The Bureau of Reclamation recently declared the first-ever shortage on the Colorado River, which means Arizona, Nevada and Mexico will get less water than normal next year. By 2025, there's a 66% chance Lake Mead, a barometer for how much river water some states get, will reach a level where California would be in its second phase of cuts. The nation's most populated state has the most senior rights to river water.

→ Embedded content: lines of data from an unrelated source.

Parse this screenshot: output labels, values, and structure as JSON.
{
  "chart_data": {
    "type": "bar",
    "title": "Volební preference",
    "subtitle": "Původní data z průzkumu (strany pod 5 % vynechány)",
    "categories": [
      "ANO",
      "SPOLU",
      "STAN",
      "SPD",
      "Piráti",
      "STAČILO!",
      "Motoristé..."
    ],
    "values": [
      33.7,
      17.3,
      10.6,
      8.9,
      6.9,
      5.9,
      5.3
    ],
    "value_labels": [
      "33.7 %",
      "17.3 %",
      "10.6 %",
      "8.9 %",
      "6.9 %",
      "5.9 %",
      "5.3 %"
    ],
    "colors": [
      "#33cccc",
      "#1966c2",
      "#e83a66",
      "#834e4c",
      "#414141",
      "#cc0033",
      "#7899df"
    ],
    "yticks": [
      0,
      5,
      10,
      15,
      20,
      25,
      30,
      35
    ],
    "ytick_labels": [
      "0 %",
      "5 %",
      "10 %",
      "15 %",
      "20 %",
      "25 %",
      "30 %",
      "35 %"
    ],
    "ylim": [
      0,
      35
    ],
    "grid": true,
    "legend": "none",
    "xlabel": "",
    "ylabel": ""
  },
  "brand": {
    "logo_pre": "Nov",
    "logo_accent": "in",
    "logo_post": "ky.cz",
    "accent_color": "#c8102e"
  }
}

While the reservoir on the Nevada-Arizona border is key for those three lower Colorado River basin states, Lake Powell on the Arizona-Utah border is the guide for Colorado, New Mexico, Wyoming and Utah in the upper basin. Smaller reservoirs upstream of Lake Powell have been releasing water into the massive lake so it can continue producing hydropower. But any bump from the releases that started this summer isn't factored into the five-year projections, the Bureau of Reclamation said.

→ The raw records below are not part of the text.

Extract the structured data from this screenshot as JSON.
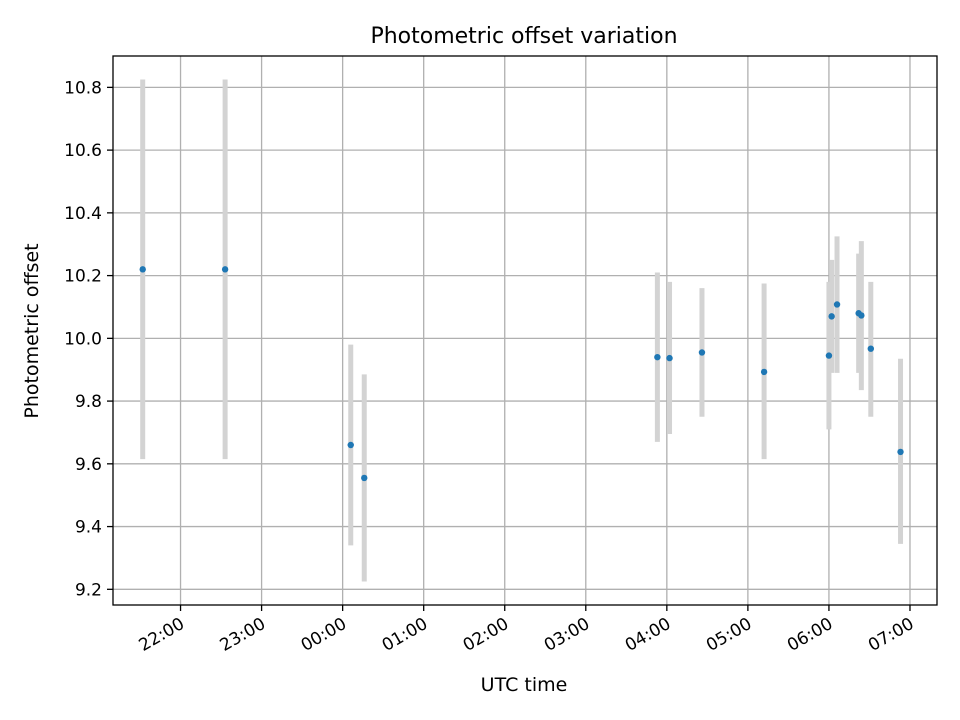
{
  "chart_data": {
    "type": "scatter",
    "title": "Photometric offset variation",
    "xlabel": "UTC time",
    "ylabel": "Photometric offset",
    "x_ticks": [
      "22:00",
      "23:00",
      "00:00",
      "01:00",
      "02:00",
      "03:00",
      "04:00",
      "05:00",
      "06:00",
      "07:00"
    ],
    "y_ticks": [
      "9.2",
      "9.4",
      "9.6",
      "9.8",
      "10.0",
      "10.2",
      "10.4",
      "10.6",
      "10.8"
    ],
    "xlim": [
      "21:10",
      "07:20"
    ],
    "ylim": [
      9.15,
      10.9
    ],
    "grid": true,
    "colors": {
      "point": "#1f77b4",
      "errorbar": "#d3d3d3"
    },
    "points": [
      {
        "x": "21:32",
        "y": 10.22,
        "ylow": 9.615,
        "yhigh": 10.825
      },
      {
        "x": "22:33",
        "y": 10.22,
        "ylow": 9.615,
        "yhigh": 10.825
      },
      {
        "x": "00:06",
        "y": 9.66,
        "ylow": 9.34,
        "yhigh": 9.98
      },
      {
        "x": "00:16",
        "y": 9.555,
        "ylow": 9.225,
        "yhigh": 9.885
      },
      {
        "x": "03:53",
        "y": 9.94,
        "ylow": 9.67,
        "yhigh": 10.21
      },
      {
        "x": "04:02",
        "y": 9.937,
        "ylow": 9.695,
        "yhigh": 10.18
      },
      {
        "x": "04:26",
        "y": 9.955,
        "ylow": 9.75,
        "yhigh": 10.16
      },
      {
        "x": "05:12",
        "y": 9.893,
        "ylow": 9.615,
        "yhigh": 10.175
      },
      {
        "x": "06:00",
        "y": 9.945,
        "ylow": 9.71,
        "yhigh": 10.18
      },
      {
        "x": "06:02",
        "y": 10.07,
        "ylow": 9.89,
        "yhigh": 10.25
      },
      {
        "x": "06:06",
        "y": 10.108,
        "ylow": 9.89,
        "yhigh": 10.325
      },
      {
        "x": "06:22",
        "y": 10.08,
        "ylow": 9.89,
        "yhigh": 10.27
      },
      {
        "x": "06:24",
        "y": 10.073,
        "ylow": 9.835,
        "yhigh": 10.31
      },
      {
        "x": "06:31",
        "y": 9.967,
        "ylow": 9.75,
        "yhigh": 10.18
      },
      {
        "x": "06:53",
        "y": 9.638,
        "ylow": 9.345,
        "yhigh": 9.935
      }
    ]
  }
}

The agency's projections show there’s a 90% chance Lake Powell will hit a level where Glen Canyon Dam that holds it back couldn’t produce power as early as July 2022 if the region has another dry winter.

“The latest outlook for Lake Powell is troubling,” Wayne Pullan, the bureau’s director for the upper basin, said in a statement. “This highlights the importance of continuing to work collaboratively with the basin states, tribes and other partners toward solutions.”

Lake Powell and Lake Mead, the largest man-made reservoirs in the U.S., largely rely on melted snow. They have been hard hit by persistent drought amid climate change, characterized by a warming and drying trend in the past 30 years.